Archive for the ‘Threats’ Category

Wednesday One-Liners Don’t Understand the Caucus System

Bleach-blonde: I would totally vote for McCain if Miley Cyrus were his running mate.

–Columbia University

Overheard by: Democrat

Woman: Oh, I am definitely a single-issue voter. And right now, that issue is: Which one of the candidates can get me to a bathroom soonest?

–7th Avenue, Park Slope

Overheard by: Chuckell

Drunk hobo to a group of pigeons: And they’re all Democrats. Can’t trust them Democrats.

–Washington Square Park

Young African American woman speaking animatedly on cell: … Vice president? Why should I run for Vice President, I’m doing better than you, bitch! "Dream ticket!" That’s why I hate white liberals. They don’t know when they’re fucked up. Republicans don’t give a shit about you, but they know it.

–124th St, Harlem

Drunk wheelbo, shouting across the entire ferry terminal: Hillary, Hillary, she’s our man! If she can’t do it, no one can!

–Whitehall Ferry Terminal

Lady on cell: When you done turn Governor, you can’t play dat shit…

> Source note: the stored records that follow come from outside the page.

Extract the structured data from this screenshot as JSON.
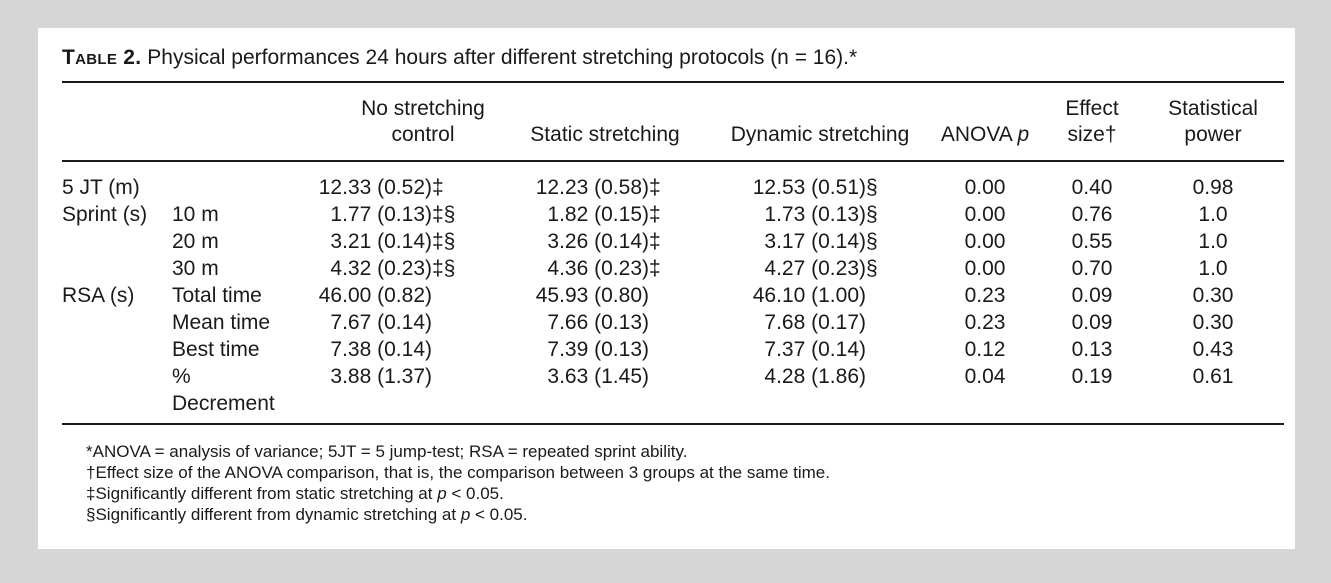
{
  "caption": {
    "label": "Table 2.",
    "text": "Physical performances 24 hours after different stretching protocols (n = 16).*"
  },
  "headers": [
    [
      "No stretching",
      "control"
    ],
    [
      "",
      "Static stretching"
    ],
    [
      "",
      "Dynamic stretching"
    ],
    [
      "",
      "ANOVA p"
    ],
    [
      "Effect",
      "size†"
    ],
    [
      "Statistical",
      "power"
    ]
  ],
  "rows": [
    {
      "group": "5 JT (m)",
      "sub": "",
      "sub2": "",
      "nostretch": "12.33 (0.52)‡",
      "static": "12.23 (0.58)‡",
      "dynamic": "12.53 (0.51)§",
      "anova": "0.00",
      "effect": "0.40",
      "power": "0.98"
    },
    {
      "group": "Sprint (s)",
      "sub": "10 m",
      "sub2": "",
      "nostretch": "1.77 (0.13)‡§",
      "static": "1.82 (0.15)‡",
      "dynamic": "1.73 (0.13)§",
      "anova": "0.00",
      "effect": "0.76",
      "power": "1.0"
    },
    {
      "group": "",
      "sub": "20 m",
      "sub2": "",
      "nostretch": "3.21 (0.14)‡§",
      "static": "3.26 (0.14)‡",
      "dynamic": "3.17 (0.14)§",
      "anova": "0.00",
      "effect": "0.55",
      "power": "1.0"
    },
    {
      "group": "",
      "sub": "30 m",
      "sub2": "",
      "nostretch": "4.32 (0.23)‡§",
      "static": "4.36 (0.23)‡",
      "dynamic": "4.27 (0.23)§",
      "anova": "0.00",
      "effect": "0.70",
      "power": "1.0"
    },
    {
      "group": "RSA (s)",
      "sub": "Total time",
      "sub2": "",
      "nostretch": "46.00 (0.82)",
      "static": "45.93 (0.80)",
      "dynamic": "46.10 (1.00)",
      "anova": "0.23",
      "effect": "0.09",
      "power": "0.30"
    },
    {
      "group": "",
      "sub": "Mean time",
      "sub2": "",
      "nostretch": "7.67 (0.14)",
      "static": "7.66 (0.13)",
      "dynamic": "7.68 (0.17)",
      "anova": "0.23",
      "effect": "0.09",
      "power": "0.30"
    },
    {
      "group": "",
      "sub": "Best time",
      "sub2": "",
      "nostretch": "7.38 (0.14)",
      "static": "7.39 (0.13)",
      "dynamic": "7.37 (0.14)",
      "anova": "0.12",
      "effect": "0.13",
      "power": "0.43"
    },
    {
      "group": "",
      "sub": "%",
      "sub2": "Decrement",
      "nostretch": "3.88 (1.37)",
      "static": "3.63 (1.45)",
      "dynamic": "4.28 (1.86)",
      "anova": "0.04",
      "effect": "0.19",
      "power": "0.61"
    }
  ],
  "footnotes": [
    "*ANOVA = analysis of variance; 5JT = 5 jump-test; RSA = repeated sprint ability.",
    "†Effect size of the ANOVA comparison, that is, the comparison between 3 groups at the same time.",
    "‡Significantly different from static stretching at p < 0.05.",
    "§Significantly different from dynamic stretching at p < 0.05."
  ]
}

–Associated Supermarket, Myrtle Ave, Brooklyn

Overheard by: PdQ

Janie Got a Wednesday One-Liner

Voice over employee's walkie-talkie: Okay, I really need those guns. Anyone who has one, I need it down in bridal.

–Bed Bath & Beyond

Obnoxious woman: So I said, "motherfucker, I'm not your sister–I'm your cousin. So I will shoot you."

–Uptown 2 Train

Large black man: If you ain't got no bullets, you gotsta melee!

–23rd St b/w 5th & 6th

Overheard by: Zach

Wannabe hip-hopper, trying to sell CD: It's clean music, and I ain't never shot no one!

–Union Square

20-something guy on cell: They got no right to bring up that gun charge, it's over ten years old!

–19th St & 6th Ave

Overheard by: Emily Davidson

Dude, after chatting to policewoman: I just have a thing for women in uniform! My mind says, "no, no, settle down," and my penis says, "but she's got a gun!"

–Hudson & Laight

Wednesday One-Liners Do Not Pass “Go”; Do Not Collect $200

Guy: I don’t think you’re supposed to like being incarcerated.

–St. Mark’s Place

Overheard by: mkb

Middle-aged man on phone: I’m telling you, if I turn myself in now I won’t be in court for six months.

–50th & 8th

Grungy guy to his friend: …Dude, you have no idea how many times I’ve been in this courthouse…

–Giants Parade, in Front of the Courthouse

Overheard by: Julian

Guy on phone: We really got ourselves in some deep shit with this one. I hope he gets out sooner for good behavior. We should have never gotten involved.

–JFK Airport

Woman, yelling in stall: I will read you your Miranda rights, bitch! I will arrest you!

–Port Authority Women’s Bathroom

Overheard by: unsure if she is crazy or on the phone

Cashier on phone: No, you don’t understand, miss. That is perjury. If I do that, I will go to jail… No, you are not listening to me. I would be arrested. I would serve time…[hangs up, turns to customers.] Can I help you?